TNNT: The Named Entity Recognition Toolkit
This toolkit addresses the complexity of applying diverse NER models to unstructured documents for researchers and practitioners in NLP, though it is incremental as it combines existing tools.
The paper introduces TNNT, a toolkit that automates the extraction of categorized named entities from unstructured documents using 21 different NER models, integrating them into a Knowledge Graph Construction Pipeline to output results with summaries for enhanced data analysis.

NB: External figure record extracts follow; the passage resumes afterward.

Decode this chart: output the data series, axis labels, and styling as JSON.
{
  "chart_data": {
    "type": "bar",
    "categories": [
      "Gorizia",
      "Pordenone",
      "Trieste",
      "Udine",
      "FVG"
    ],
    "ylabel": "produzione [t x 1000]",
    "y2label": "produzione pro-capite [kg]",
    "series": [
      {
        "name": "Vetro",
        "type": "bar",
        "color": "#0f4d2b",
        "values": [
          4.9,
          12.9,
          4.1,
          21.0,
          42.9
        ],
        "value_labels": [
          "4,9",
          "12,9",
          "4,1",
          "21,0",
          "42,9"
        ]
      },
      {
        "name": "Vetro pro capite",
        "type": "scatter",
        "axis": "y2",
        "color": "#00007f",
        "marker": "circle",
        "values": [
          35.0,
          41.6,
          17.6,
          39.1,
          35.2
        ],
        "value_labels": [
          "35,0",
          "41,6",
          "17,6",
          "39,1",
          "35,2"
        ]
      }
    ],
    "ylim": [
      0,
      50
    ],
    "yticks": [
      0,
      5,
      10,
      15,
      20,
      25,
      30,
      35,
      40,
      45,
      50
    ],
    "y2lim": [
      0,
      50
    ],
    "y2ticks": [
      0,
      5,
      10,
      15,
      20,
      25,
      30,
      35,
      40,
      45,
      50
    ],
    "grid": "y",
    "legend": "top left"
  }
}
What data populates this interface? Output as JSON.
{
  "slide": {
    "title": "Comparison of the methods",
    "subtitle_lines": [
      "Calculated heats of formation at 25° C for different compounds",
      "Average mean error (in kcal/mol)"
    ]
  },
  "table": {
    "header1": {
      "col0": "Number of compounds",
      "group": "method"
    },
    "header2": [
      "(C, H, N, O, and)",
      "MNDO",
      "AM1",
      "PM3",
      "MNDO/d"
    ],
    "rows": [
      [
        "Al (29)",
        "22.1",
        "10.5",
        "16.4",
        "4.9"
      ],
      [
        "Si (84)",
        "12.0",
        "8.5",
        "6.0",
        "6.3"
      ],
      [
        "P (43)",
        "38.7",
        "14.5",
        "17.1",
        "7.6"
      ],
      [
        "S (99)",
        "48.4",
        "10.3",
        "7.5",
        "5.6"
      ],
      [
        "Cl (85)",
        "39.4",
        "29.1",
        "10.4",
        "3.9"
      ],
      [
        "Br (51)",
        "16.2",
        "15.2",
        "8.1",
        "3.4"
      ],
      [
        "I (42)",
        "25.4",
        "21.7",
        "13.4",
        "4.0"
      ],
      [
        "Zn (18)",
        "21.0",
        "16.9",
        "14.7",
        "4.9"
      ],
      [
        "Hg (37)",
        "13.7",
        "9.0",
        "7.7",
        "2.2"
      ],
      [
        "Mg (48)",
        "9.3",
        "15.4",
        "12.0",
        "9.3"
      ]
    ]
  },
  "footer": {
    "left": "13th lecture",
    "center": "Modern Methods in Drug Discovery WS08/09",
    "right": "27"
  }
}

Extraction of categorised named entities from text is a complex task given the availability of a variety of Named Entity Recognition (NER) models and the unstructured information encoded in different source document formats. Processing the documents to extract text, identifying suitable NER models for a task, and obtaining statistical information is important in data analysis to make informed decisions. This paper presents TNNT, a toolkit that automates the extraction of categorised named entities from unstructured information encoded in source documents, using diverse state-of-the-art Natural Language Processing (NLP) tools and NER models. TNNT integrates 21 different NER models as part of a Knowledge Graph Construction Pipeline (KGCP) that takes a document set as input and processes it based on the defined settings, applying the selected blocks of NER models to output the results. The toolkit generates all results with an integrated summary of the extracted entities, enabling enhanced data analysis to support the KGCP, and also, to aid further NLP tasks.